Sob os escombros, somente uma nesga de luz nos permitia esperar algo além da morte. Mas, muito tempo depois de sermos engolidos pela montanha que se desmanchou, o feixe de luz desapareceu retornando horas depois, dizendo-nos outro dia de sofrimento e medo; sofrimento e fome... sofrimento ele-mesmo.
Quando, depois de seguidas desistências, vimos a nesga de luz apagar-se de maneira diferente, acreditamos que o fim chegara e a última pedra fora colocada sobre nosso túmulo improvisado pela natureza. Mas não era isso. A Providência Divina nos mandara um observador para que depois, pela tevê ou rádio soubessem- nos locais mais longínquos da memória, a nossa triste derrota.
Soldado e herói, ele sentira uma falta de medo repentina e um cheiro de morte vindoura exalando do buraco onde nos prendera a montanha.
Armando, enfiando lá a cabeça para nos ver morrendo, nos viu e foi só. Virou-se. Gritou que fomos e estávamos ali. Enfiou-se pela cabeça novamente no lume do buraco; gritou se éramos quantos, em quais condições.

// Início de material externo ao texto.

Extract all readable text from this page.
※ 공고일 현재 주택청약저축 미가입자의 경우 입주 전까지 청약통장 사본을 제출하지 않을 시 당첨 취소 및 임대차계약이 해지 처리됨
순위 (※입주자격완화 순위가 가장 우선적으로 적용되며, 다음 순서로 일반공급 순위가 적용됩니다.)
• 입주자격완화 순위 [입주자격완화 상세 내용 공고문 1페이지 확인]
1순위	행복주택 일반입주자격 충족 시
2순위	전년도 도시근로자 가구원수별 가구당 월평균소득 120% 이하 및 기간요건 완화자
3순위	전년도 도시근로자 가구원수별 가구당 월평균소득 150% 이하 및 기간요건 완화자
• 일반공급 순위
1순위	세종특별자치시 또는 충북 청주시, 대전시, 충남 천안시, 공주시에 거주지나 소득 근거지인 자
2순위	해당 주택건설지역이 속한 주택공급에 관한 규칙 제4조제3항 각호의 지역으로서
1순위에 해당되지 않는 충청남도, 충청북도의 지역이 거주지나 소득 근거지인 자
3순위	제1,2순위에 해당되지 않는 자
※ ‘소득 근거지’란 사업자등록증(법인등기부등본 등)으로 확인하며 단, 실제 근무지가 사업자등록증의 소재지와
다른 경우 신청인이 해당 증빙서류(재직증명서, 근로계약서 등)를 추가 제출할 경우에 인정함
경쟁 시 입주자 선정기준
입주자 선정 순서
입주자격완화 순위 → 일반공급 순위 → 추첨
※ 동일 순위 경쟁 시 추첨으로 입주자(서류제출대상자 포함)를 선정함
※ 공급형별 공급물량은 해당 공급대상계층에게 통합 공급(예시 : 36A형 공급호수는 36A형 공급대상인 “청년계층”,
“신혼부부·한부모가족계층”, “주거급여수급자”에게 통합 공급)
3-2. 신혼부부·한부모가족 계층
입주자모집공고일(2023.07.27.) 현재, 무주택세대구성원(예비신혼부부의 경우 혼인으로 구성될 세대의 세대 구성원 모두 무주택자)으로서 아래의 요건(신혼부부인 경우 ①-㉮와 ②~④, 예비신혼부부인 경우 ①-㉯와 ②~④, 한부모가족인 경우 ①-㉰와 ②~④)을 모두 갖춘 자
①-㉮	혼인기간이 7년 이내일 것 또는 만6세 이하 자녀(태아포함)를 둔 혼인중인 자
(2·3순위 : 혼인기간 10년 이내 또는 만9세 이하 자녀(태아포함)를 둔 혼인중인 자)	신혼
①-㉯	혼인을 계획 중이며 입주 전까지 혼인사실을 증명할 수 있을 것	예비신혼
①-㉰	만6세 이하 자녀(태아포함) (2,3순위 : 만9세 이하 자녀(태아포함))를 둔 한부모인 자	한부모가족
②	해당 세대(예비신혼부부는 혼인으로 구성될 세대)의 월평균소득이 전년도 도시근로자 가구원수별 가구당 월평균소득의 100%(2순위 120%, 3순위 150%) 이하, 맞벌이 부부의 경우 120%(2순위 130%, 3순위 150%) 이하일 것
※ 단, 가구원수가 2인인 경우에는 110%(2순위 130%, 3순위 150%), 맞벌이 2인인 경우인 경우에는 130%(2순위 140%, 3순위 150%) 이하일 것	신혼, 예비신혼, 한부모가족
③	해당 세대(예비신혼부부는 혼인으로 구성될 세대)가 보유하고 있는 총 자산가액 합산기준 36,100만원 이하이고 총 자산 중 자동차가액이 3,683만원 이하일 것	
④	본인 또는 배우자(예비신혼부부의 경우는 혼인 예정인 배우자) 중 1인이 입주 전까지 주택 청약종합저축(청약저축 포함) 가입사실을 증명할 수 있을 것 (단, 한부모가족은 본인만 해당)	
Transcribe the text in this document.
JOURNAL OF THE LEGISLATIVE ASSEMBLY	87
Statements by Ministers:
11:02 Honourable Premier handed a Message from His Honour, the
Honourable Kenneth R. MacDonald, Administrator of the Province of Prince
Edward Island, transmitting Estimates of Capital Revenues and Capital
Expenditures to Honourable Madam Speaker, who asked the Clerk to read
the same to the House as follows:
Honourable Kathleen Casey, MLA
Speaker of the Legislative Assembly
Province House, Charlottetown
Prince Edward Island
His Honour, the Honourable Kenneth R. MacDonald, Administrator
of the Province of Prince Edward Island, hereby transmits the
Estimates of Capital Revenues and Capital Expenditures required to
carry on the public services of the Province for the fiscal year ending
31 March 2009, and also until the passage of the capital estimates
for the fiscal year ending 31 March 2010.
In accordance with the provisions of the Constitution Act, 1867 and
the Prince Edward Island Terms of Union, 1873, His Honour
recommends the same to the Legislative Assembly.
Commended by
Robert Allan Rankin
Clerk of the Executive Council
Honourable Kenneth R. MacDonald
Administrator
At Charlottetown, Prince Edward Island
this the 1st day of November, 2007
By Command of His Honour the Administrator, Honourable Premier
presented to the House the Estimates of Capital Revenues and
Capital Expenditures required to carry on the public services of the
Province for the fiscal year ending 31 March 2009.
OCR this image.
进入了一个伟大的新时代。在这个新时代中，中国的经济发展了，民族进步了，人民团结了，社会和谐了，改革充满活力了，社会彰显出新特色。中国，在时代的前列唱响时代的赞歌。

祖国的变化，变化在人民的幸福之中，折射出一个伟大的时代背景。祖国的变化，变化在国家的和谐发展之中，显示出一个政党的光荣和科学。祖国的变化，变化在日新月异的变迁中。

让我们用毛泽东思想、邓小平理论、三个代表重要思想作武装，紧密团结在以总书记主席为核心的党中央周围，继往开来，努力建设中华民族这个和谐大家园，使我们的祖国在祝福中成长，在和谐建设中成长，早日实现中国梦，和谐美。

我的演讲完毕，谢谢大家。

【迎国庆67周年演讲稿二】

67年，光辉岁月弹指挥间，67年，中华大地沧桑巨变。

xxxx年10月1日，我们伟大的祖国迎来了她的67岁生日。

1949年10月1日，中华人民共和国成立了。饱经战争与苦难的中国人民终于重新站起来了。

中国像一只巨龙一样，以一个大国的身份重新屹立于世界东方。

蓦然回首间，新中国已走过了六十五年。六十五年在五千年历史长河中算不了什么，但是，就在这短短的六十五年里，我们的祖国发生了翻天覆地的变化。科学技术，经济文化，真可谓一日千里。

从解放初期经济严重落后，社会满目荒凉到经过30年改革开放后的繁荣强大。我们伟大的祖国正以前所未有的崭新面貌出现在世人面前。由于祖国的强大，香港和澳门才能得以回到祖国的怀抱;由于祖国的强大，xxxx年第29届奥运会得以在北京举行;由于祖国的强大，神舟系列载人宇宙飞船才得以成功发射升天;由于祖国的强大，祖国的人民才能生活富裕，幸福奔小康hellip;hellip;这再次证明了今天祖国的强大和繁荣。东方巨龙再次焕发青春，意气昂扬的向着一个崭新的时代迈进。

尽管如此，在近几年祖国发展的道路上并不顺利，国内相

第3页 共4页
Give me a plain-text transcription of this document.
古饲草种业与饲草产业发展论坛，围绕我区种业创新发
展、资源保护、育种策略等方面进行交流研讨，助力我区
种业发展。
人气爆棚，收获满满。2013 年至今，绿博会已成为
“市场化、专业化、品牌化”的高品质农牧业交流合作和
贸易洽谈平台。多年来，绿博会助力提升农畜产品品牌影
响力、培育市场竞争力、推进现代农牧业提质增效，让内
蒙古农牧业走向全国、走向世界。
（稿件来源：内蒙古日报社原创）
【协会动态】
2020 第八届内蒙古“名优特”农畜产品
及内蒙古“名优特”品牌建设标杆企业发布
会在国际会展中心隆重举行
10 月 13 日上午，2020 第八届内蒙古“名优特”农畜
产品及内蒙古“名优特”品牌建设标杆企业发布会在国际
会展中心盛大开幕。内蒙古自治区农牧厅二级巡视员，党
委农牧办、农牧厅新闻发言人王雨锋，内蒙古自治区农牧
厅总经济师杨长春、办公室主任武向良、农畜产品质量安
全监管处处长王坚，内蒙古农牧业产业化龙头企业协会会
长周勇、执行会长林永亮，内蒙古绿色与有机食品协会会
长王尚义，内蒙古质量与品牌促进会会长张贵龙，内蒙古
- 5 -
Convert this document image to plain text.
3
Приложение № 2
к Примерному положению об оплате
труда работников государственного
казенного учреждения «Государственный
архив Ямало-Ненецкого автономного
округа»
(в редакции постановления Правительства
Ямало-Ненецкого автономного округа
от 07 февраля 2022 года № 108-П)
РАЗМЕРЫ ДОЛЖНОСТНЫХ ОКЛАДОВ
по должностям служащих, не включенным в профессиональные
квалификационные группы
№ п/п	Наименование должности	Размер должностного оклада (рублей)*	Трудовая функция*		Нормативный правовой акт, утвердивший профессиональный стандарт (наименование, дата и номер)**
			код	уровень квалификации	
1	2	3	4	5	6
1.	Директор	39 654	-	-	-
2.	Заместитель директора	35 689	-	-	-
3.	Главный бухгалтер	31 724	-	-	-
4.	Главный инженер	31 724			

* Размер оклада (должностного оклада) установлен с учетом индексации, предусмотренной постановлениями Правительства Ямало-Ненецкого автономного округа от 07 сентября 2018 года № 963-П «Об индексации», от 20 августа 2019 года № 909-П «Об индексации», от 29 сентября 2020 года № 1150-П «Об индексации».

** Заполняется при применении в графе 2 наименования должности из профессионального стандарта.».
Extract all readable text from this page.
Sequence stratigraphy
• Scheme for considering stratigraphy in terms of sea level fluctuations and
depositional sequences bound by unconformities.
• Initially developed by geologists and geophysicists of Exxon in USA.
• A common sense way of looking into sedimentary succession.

Não quisemos responder. Silenciamos nossas bocas para não gastar o resto de ar do bolsão que se formara para nos salvar de uma morte menos instantânea do que seria aquela. Decapitado pelo peso da parede que o matou, Armando não nos ouviria mesmo.
A cabeça do jovem soldado não rolou para junto de nós. Ficou lá a tampar uma tão necessária entrada de ar e luz. Depois, diriam que o corpo primeiro vibrou, esticou, vibrou novamente e dançou no ritmo lesto da dor. O muito que lhe sobrou de corpo escorreu junto com o barro movediço – este escorrendo e calafetando as frestas no entorno do crânio que inchava, gelava e apodreceria.